Even if GoFundMe has a higher success rate than that, all those medical campaigns are competing for attention, both against other medical campaigns—how do you weigh one person’s CAT scan against another’s car accident against another’s chemotherapy?—and millions of other artistic, entrepreneurial, or charitable campaigns.
Some of them are worthy causes and predisposed to success: The cute kid who raised $90,000 for his father’s kidney transplant in just a week was already internet-famous as the baby in the “success kid” meme. Then there are people like the guy who raised more than $55,000 to make potato salad. (You can find him on your own.)

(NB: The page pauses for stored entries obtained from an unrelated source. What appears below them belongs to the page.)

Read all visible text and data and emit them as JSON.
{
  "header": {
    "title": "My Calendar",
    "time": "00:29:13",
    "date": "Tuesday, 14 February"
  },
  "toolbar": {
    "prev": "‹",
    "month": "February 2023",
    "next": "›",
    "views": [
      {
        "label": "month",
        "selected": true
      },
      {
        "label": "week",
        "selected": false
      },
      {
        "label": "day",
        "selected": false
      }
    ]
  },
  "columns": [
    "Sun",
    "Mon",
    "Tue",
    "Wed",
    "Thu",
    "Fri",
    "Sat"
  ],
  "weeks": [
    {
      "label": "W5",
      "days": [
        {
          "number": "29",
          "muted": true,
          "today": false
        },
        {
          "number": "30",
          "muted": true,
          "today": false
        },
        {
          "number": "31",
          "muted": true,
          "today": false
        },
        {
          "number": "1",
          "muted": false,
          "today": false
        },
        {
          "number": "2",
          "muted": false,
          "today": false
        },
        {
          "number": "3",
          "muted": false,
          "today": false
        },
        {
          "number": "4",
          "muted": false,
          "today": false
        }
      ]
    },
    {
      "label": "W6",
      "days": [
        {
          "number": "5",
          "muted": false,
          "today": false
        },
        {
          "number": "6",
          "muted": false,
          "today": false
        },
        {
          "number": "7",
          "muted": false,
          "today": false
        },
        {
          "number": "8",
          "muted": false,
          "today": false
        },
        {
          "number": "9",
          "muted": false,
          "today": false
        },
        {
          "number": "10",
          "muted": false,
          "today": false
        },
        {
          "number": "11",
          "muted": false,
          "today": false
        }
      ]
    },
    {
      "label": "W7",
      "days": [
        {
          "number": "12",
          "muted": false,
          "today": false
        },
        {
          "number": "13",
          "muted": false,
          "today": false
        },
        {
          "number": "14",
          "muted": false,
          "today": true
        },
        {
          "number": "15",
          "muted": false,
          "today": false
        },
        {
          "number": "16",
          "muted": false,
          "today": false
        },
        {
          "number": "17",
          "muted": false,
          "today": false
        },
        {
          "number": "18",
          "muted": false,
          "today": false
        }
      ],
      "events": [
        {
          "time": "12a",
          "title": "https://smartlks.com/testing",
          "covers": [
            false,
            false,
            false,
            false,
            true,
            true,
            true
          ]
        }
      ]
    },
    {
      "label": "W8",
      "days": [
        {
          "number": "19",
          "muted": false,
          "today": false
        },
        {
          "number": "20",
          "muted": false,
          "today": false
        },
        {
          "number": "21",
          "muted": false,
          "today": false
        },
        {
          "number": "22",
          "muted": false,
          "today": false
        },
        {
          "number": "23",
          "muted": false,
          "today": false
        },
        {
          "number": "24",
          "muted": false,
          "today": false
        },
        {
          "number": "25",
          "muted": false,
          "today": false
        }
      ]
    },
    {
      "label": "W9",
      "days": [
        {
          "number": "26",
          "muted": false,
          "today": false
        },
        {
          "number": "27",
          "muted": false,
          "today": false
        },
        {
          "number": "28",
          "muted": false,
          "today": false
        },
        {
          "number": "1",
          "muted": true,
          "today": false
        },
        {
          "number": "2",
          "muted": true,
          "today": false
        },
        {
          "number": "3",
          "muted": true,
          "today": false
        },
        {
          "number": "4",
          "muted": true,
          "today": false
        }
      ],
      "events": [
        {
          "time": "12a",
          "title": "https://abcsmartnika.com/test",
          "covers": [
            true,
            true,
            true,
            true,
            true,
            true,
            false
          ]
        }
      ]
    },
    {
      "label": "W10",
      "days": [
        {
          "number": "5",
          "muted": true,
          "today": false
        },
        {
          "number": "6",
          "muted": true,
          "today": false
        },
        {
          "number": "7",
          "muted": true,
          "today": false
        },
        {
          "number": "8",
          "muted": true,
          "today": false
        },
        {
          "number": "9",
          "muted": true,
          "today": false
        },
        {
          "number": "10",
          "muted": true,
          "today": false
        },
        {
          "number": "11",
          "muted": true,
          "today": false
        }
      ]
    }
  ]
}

For decades, health care has been a business first and a service for the common good second, so in some ways it makes sense to look at it from that perspective. We and our illnesses are all a bunch of energetic startups seeking our first (or second, or third) round of funding. This metaphor falls apart quickly, however: Startups dealing with the equivalent of stage 4 cancer seldom have that kind of energy.
Where do we go from here?
Making health care policy is hard, something everyone except President Trump already knew. President Obama’s ACA was a kludgy adaptation of a Republican state plan ramped up to a national scale with a few carve-outs to keep the insurance industry on board and to sway the votes of moderate Republicans. It was a far cry from the single-payer option progressives hoped for, but it more or less worked and was salvageable.
Despite the ACA’s market-based elements, Republicans turned on it and the Trump administration has been using its executive powers to undermine it. The only silver lining to come out of a repeal of Obama’s bipartisan solution is that the next attempt at serious health care reform may be the single-payer system, or something close to it that still covers everyone and controls costs. It’s going to be a long road back to a Democratic Congress and White House, but perhaps when we get there, they can finish the job.